Below is a C-code fragment for computing both the total potential energy and interparticle forces:

 double forces ( double * rx, double * ry, double * rz, 
 	             double * fx, double * fy, double * fz, 
 	             int n ) {
  int i,j;
  double dx, dy, dz, r2, r6, r12;
  double e = 0.0, f = 0.0;
 
  for (i=0;i<n;i++) {
    fx[i] = 0.0;
    fy[i] = 0.0;
    fz[i] = 0.0;
  }
  for (i=0;i<(n-1);i++) {
    for (j=i+1;j<n;j++) {
      dx     = rx[i]-rx[j];
      dy     = ry[i]-ry[j];
      dz     = rz[i]-rz[j];
      r2     = dx*dx + dy*dy + dz*dz;
      r6i    = 1.0/(r2*r2*r2);
      r12i   = r6i*r6i;
      e     += 4*(r12i - r6i);
      f      = 48/r2*(r6i*r6i-0.5*r6i);
      fx[i] += dx*f;
      fx[j] -= dx*f;
      fy[i] += dy*f;
      fy[j] -= dy*f;
      fz[i] += dz*f;
      fz[j] -= dz*f;
    }
  }
  return e;
}

Notice that the argument list now includes arrays for the forces, and because force is a vector quantity, we have three parallel arrays for a three-dimensional system. These forces must of course be initialized, shown in lines 6-10. The $N^2$ loop for visiting all unique pairs of particles is opened on lines 11-12. The inside of this loop is very similar to the evaluation of potential first presented in the MC simulation of the Lennard-Jones fluid; the only real difference is the computation of the “force factor,” $f$, on line 20, and the subsequent increment of force vector components on lines 21-26. Notice as well that there is no implementation of periodic boundary conditions in this code fragment; it was left out for simplicity. What would this “missing” code do? (Hint: look at the code mdlj.c for the answer.)

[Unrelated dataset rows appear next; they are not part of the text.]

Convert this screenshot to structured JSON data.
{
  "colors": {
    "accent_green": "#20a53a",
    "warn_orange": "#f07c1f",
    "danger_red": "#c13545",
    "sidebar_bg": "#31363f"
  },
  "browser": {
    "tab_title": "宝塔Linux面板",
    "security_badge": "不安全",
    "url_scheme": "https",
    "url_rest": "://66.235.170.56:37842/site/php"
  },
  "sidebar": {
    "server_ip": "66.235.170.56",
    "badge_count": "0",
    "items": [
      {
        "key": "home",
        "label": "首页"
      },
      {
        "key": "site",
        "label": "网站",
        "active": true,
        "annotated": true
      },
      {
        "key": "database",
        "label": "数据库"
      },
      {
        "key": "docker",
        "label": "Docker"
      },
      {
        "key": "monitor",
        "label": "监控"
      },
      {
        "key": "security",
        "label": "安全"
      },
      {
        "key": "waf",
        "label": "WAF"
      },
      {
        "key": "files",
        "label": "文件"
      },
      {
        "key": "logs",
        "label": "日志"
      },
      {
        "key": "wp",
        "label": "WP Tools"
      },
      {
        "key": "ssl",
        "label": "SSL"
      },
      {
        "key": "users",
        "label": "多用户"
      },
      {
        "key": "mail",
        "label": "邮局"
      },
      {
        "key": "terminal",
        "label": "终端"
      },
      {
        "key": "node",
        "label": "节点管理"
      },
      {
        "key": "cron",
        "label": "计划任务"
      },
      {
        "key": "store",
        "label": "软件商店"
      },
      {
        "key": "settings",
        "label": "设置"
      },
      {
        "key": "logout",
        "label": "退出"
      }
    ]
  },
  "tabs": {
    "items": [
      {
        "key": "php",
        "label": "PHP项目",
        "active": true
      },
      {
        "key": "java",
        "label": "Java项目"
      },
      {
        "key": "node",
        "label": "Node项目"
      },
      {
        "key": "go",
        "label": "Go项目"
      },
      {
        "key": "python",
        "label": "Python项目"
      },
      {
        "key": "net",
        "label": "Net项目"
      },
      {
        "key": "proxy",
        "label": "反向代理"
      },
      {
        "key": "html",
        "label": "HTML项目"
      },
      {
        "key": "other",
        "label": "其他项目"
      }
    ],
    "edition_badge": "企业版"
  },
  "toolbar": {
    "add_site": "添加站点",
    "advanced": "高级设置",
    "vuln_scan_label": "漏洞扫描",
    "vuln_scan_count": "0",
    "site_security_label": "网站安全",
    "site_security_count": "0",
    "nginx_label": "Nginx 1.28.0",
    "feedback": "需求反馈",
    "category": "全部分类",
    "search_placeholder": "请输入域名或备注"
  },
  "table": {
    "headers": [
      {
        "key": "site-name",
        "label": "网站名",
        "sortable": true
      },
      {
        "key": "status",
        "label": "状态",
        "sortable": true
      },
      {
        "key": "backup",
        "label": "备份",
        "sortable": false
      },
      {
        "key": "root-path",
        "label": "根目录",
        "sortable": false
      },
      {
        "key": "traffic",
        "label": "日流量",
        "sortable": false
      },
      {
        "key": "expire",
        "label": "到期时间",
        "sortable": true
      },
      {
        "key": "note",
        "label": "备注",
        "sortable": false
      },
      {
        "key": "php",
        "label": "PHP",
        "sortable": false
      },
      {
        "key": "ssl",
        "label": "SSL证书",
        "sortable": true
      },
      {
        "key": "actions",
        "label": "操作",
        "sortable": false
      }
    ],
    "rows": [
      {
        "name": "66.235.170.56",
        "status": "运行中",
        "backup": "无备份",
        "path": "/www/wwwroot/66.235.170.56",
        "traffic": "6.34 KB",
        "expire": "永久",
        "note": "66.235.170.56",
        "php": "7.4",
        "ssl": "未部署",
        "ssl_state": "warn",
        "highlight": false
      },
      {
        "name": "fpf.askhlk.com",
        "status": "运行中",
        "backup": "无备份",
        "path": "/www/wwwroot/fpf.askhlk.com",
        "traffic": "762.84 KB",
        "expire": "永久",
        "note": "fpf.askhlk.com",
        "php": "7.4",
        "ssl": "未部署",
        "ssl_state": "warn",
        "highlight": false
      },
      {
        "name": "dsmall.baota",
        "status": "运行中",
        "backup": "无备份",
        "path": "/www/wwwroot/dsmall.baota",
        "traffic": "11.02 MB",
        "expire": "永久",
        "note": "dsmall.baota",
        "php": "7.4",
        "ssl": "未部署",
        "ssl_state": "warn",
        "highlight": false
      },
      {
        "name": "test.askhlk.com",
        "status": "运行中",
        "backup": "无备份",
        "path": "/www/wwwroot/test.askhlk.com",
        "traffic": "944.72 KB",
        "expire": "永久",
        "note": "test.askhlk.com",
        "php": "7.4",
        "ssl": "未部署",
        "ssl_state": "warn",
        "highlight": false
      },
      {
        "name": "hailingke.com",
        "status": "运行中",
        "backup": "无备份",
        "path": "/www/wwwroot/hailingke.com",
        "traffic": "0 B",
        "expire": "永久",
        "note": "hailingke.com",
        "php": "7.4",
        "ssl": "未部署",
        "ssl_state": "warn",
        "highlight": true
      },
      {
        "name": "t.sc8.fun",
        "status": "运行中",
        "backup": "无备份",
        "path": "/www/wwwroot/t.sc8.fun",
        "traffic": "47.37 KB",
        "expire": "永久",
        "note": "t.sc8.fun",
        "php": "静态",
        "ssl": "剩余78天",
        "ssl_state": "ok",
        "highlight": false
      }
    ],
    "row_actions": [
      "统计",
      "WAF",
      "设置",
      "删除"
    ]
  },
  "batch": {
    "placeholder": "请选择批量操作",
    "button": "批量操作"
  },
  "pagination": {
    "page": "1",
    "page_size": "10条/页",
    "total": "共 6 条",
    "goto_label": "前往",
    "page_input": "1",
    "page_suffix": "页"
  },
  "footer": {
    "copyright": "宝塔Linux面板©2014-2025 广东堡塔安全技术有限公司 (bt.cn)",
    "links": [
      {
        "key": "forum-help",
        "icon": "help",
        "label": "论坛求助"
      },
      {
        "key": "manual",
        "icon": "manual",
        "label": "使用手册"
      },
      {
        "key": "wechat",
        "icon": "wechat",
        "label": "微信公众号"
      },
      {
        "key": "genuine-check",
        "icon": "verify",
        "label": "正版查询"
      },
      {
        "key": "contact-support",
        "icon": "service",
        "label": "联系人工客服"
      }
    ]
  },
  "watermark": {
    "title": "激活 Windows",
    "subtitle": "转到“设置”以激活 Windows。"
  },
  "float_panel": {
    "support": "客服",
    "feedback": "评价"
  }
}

The second major aspect of MD is the integrator. As discussed in class, we will primarily use Verlet-style (explicit) integrators. The most common version is the velocity-Verlet algorithm [5], first presented in Sec. 4.1.1. Below is a fragment of C-code for executing one time step of integration for a system of $N$ particles:

for (i=0;i<N;i++) {
  rx[i]+=vx[i]*dt+0.5*dt2*fx[i];
  ry[i]+=vy[i]*dt+0.5*dt2*fy[i];
  rz[i]+=vz[i]*dt+0.5*dt2*fz[i];
  vx[i]+=0.5*dt*fx[i];
  vy[i]+=0.5*dt*fy[i];
  vz[i]+=0.5*dt*fz[i];
}

PE = total_e(rx,ry,rz,fx,fy,fz,N,L,rc2,ecor,ecut,&vir);
      
KE = 0.0;
for (i=0;i<N;i++) {
  vx[i]+=0.5*dt*fx[i];
  vy[i]+=0.5*dt*fy[i];
  vz[i]+=0.5*dt*fz[i];
  KE+=vx[i]*vx[i]+vy[i]*vy[i]+vz[i]*vz[i];
}
KE*=0.5;

Notice the update of positions (Eq. 125), where vx[i] is the $x$-component of velocity, fx[i] is the $x$-component of force, dt and dt2 are the time-step and squared time-step, respectively. Notice that there is no implementation of periodic boundaries in this code fragment; what would this “missing code” look like? (Hint: see mdlj.c for the answer!) Lines 5-7 are the first half-update of velocities (Eq. 126). The force routine computes the new forces on the currently updated configuration on line 10. Then, lines 12-18 perform the second-half of the velocity update (Eq. 127). Also note that the kinetic energy, $\mathscr{K}$, is computed in this loop.